"The problem here is a totalitarian uniformity, a cult-like mentality such that even allies are enemies if they fail to follow the Exact Party Line. " - Phyllis Chesler

Friday, March 21, 2008

What Would Your Reaction Be?

OK I am looking to you my friends/blog readers for some advice. Please do not read the other comments before put your answer in.

Here's the scenario: You're single and dating from an online site. You have corresponded via online chat once. Days later after being asked for your number (your the girl) you have gotten no call. Knowing all you do about guys egos and being afraid of rejection you send a text saying a simple "good morning" just to give the hint that you are open to the communication. Still nothing. But suddenly a few days later you get a call at 7:30PM while driving in the car. Restricted comes up. You answer the phone and it it the person from the online site you have been corresponding with.

"Hi This is B32. You might not remember me. You texted me the other day. I think you did anyway. So how are you?"

I responded kindly of course. "Yes, that was me. I did send you a text."

B32: "I never text people."

Me: SILENCE

B32: "Oh well I never text anyone. "

Me: Silence

B32: "Well I just don't like texting. I prefer the phone. Even to emails."

Me: Silence

B:32 "Oh is that OK? I just don't text anyone. I just don't like it."

OK before I tell you what I said because he was getting his pants in a twist because I wasn't responding in any way to this defensiveness about not replying to my text what would you say?

Please put yourself in both parties shoes and answer this question. Whether you are a first time reader of my blog or long time reader please don't lurk. Please please comment. I welcome and want all comments. I get about 100 readers a day. Please if you have found this blog leave a comment answering what you would have said and your thoughts from the man's perspective as well. Thanks

8 comments:

Perplexio said...

Generally silence of that magnitude comes across as hostile or confrontational. Silence can put people on the defensive. But on the phone, at some point, before getting THAT far into a conversation I would have asked, "Are you still there?" or "Is everything okay?"

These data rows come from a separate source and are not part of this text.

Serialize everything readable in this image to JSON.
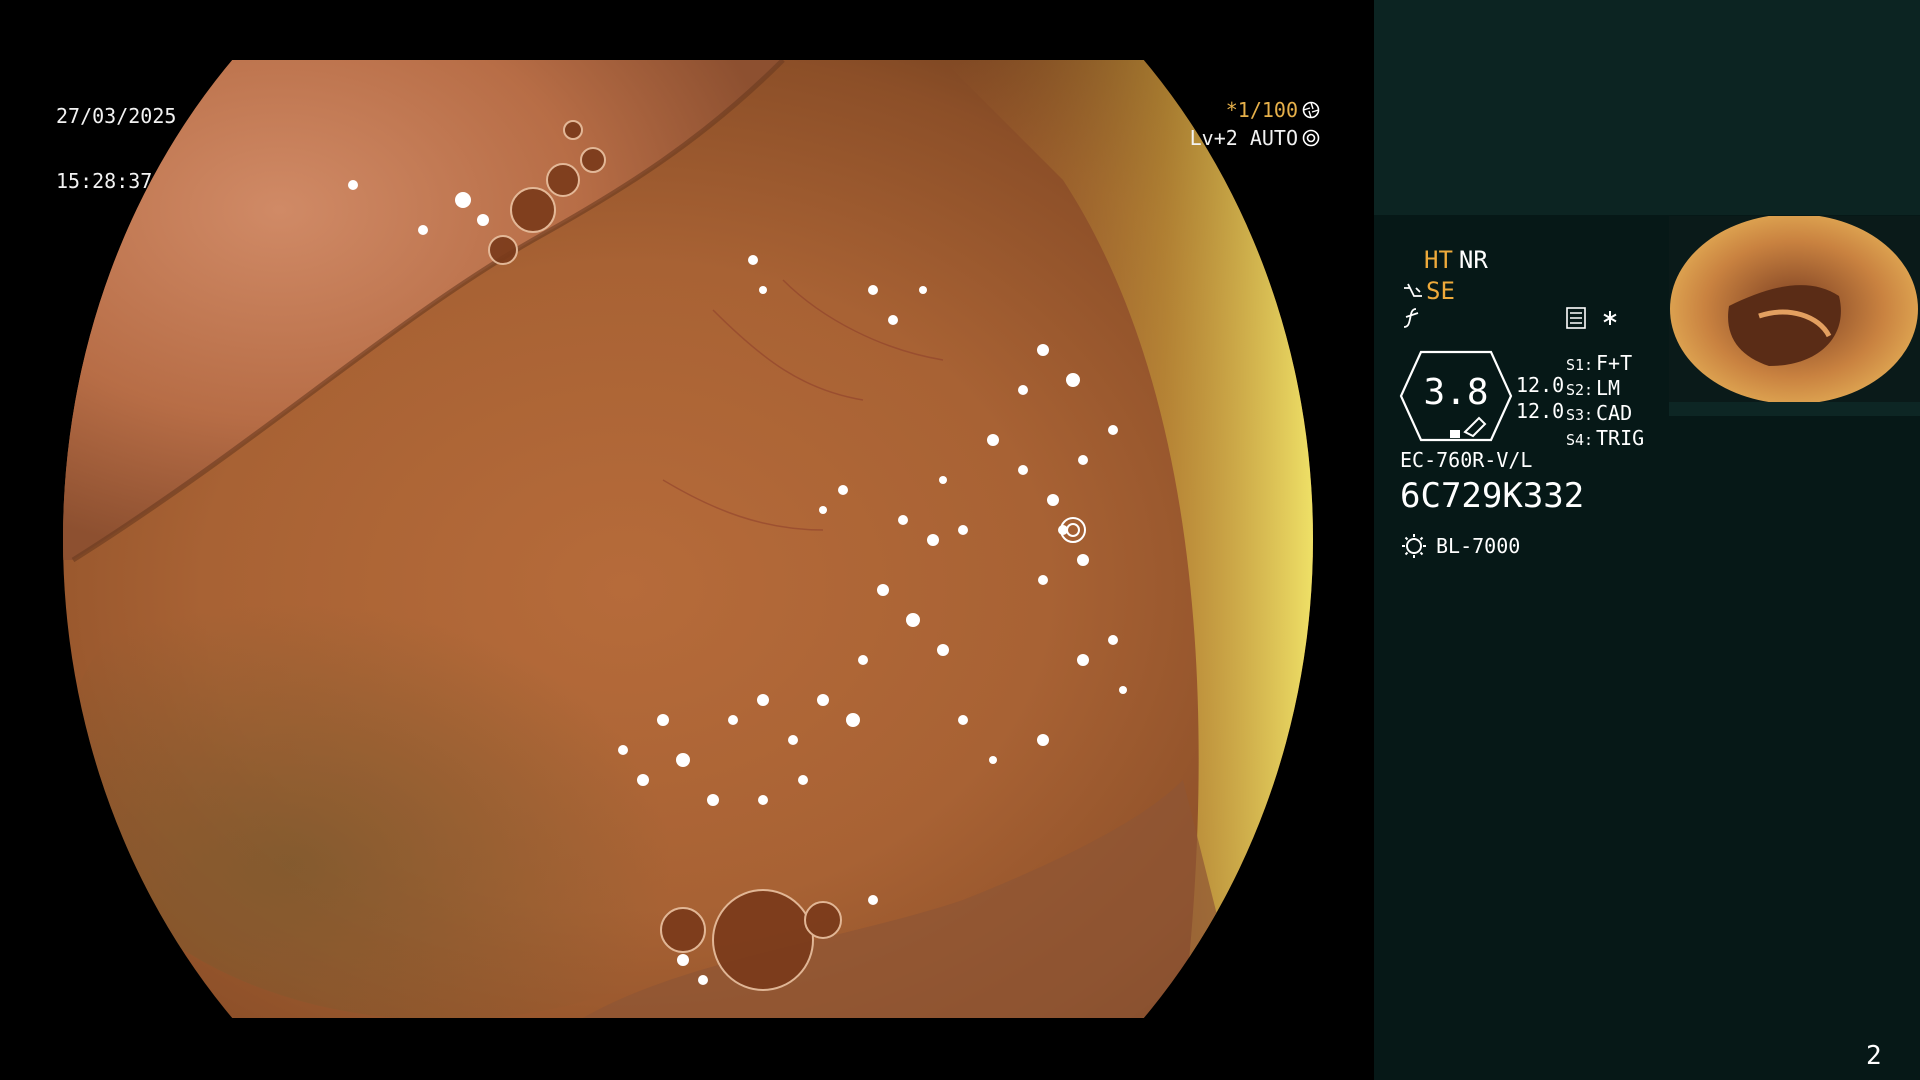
{
  "overlay": {
    "date": "27/03/2025",
    "time": "15:28:37",
    "shutter": "*1/100",
    "level": "Lv+2 AUTO"
  },
  "settings": {
    "ht": "HT",
    "nr": "NR",
    "se": "SE",
    "gauge_value": "3.8",
    "gauge_num_1": "12.0",
    "gauge_num_2": "12.0",
    "scope_modes": [
      {
        "key": "S1:",
        "value": "F+T"
      },
      {
        "key": "S2:",
        "value": "LM"
      },
      {
        "key": "S3:",
        "value": "CAD"
      },
      {
        "key": "S4:",
        "value": "TRIG"
      }
    ],
    "model": "EC-760R-V/L",
    "serial": "6C729K332",
    "light_source": "BL-7000"
  },
  "page_number": "2",
  "colors": {
    "amber": "#eeaa3b",
    "panel_bg": "#061817",
    "panel_top": "#0c2422"
  },
  "icons": {
    "shutter": "aperture-icon",
    "level": "sun-cog-icon",
    "structure": "structure-enhance-icon",
    "color": "color-enhance-icon",
    "menu": "menu-icon",
    "asterisk": "asterisk-icon",
    "light": "light-source-icon"
  }
}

That being said the fact that each response was a statement, and he didn't actually ask you a question until the very end of the conversation leads me to believe he's a bit self-involved, self-absorbed. Good conversation generally does include more questions to engage the other person.

Bar L. said...

I can't say it any better than Darrin.

Julie said...

The thing that comes to mind that I may have said is something like, "Yes, I understand that you don't text." And they wait....I would be a little annoyed that he took so long to call, of course. I would probably wait after I said that to see what he said, then go from there....I may at some point, point out to him that I hadn't heard from him since we last communicated in a really long time and ask him what's up.....Those are my initial thoughts, at least.

Oh, and happy Easter to you! If you celebrate it, that is....If you don't, they have a great weekend!

Anonymous said...

I guess I can never know how you are feeling but I think it would be better to lay it out and say, if you prefer the phone how come you didnt call? And specify that you are just asking because you are curious and his behavior seems to be contradictory. Its better to be direct I think...or maybe I think that way since I am male, who knows :)

MYM said...

I wouldn't have remained silent...that seems kinda rude. I would have responded somehow, I dunno, just said something like, yeah I get that, lots of people don't text. Anyway, how have you been? or whatever. To be honest, I probably wouldn't have texted him in the first place. But I think your silence probably set a bad tone.

Sorry hun! But that's how I see it.

A New Yorker said...

I am going to wait for some more feedback before I continue the story but I want to address your comments collectively.

I can see what all of you are saying about the silence. I guess I need to figure out how to get around this trait of mine. Many times I feel stunned into silence. YES IT IS TRUE. Belive it or not! Because I don't want to say anything to screw up the moment I just get really quiet. In this case I just didn't know what to say to such declarative sentences. But I hear all of you loud and clear and so I need to address this for myself if I want things to go well for me and whomever at some point. Maybe not this fellow but another better guy.

I will follow this saga up with some of my thoughts after Easter to give more of you time to comment.

Thank you all for commenting and helping me out.

Happy Easter to all of you!

Brian Jude said...

Some people just don't like texting at all. Some people don't have it in their cell phone plans so it costs them extra money when they receive texts. I would've just took his word for what it was and refrain from texting in the future.

Anonymous said...

I would have said "hey no problem...thanks for calling! how are you?" Silence is a tad rude - it would have scared me off. Plus you never know why someone hasn't called - family emergencies, etc. That's probably not his reason, but hey, just saying. You never know.